Encryption is the process of taking a message and scrambling its contents so that only certain people can look at what’s inside.
Two Types of Encryption
- Symmetric encryption
- Asymmetric encryption
Asymmetric encryption was created to solve the problem brought about by Symmetric encryption. Let’s look at this illustration. User 1 has a sensitive document that he wants to share with User 2. He uses an encryption program to protect his document with a password that he chooses, and then sends the encrypted document to User 2. However, User 2 cannot open the message because he doesn’t know the password that User 1 used to encrypt the document. User 2 doesn’t have the key to open the lock. Now how does User 1 share the password securely with User 2? Sending it through email is risky because others might access the password and use it to decrypt any messages between User 1 and 2. This is why Asymmetric encryption was created.
Asymmetric encryption can be likened to a mailbox on the street. The mailbox is completely public—anyone who knows its location could go to it and drop in a letter. However, only the owner of the mailbox has a key which allows him to access it and read the letters.
When using asymmetric encryption, both Users 1 and 2 have to generate a key pair on their computers. This is done using the RSA algorithm which is a secure and popular method. The RSA algorithm will generate a pair of public and private keys that are mathematically linked to each other. Public keys are used to encrypt data, and only the corresponding private key can be used to decrypt it. Even though the keys are paired together, neither can be derived from the other. In other words, even if you know a person’s public key, you can’t use that information to recreate his private key.
Going back to our mailbox example, the mailbox location is the public key, something that is known to the public. The private key is with the owner of the mailbox, which is used to access the mailbox.

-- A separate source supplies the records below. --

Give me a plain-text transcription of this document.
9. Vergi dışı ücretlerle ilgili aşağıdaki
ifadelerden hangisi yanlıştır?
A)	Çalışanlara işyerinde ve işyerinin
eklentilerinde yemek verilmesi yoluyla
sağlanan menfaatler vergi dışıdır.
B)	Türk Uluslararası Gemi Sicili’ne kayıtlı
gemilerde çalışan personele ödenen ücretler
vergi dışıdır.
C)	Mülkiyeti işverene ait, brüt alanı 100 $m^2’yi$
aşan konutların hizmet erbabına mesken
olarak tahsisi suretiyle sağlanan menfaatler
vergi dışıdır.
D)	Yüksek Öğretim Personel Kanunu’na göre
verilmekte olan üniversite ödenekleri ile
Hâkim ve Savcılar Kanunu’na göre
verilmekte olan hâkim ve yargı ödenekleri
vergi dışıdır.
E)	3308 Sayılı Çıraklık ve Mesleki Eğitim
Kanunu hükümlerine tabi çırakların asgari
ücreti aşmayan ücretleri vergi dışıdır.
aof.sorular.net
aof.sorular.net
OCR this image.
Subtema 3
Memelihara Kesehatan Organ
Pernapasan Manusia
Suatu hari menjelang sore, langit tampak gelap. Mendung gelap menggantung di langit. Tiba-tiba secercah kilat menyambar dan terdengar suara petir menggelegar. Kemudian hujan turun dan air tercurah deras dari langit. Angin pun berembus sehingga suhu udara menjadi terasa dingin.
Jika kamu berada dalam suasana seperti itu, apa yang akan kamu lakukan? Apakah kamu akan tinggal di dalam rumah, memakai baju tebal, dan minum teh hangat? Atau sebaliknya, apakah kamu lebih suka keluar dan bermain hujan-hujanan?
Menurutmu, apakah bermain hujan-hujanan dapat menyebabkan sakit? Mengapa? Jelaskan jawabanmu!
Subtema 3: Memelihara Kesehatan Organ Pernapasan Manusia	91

Let’s now take a look at how Users 1 and 2 can use asymmetric encryption to exchange messages securely. First of all, they exchange their public keys. User 1 gives his public key to User 2 and User 2 gives his public key to User 1. Now User 1 can share his sensitive document again by taking the document and encrypting it with User 2’s public key. He then sends the document to User 2, who uses his private key to decrypt the document and read it. Because they use asymmetric encryption, only User 2 can decrypt the message. Not even User 1, the creator of the message, can decrypt it, since he doesn’t have User 2’s private key. Users 1 and 2 have to keep their private keys well protected in order to maintain a strong and secure asymmetric encryption. If User 1’s private key is stolen, it can be used to decrypt all messages that are sent to User 1. But the attacker cannot decrypt messages that were sent by User 1, because they can only be decrypted using User 2’s private key.
Asymmetric encryption is used in a lot of places where security really matters. You might not be aware of it, but every time you visit a website which has been secured via HTTPS, you’re actually using asymmetric encryption. It is also used to securely send emails with the PGP protocol. As one last example, Bitcoin uses asymmetric encryption to make sure that only the owner of a money wallet can withdraw or transfer money from it.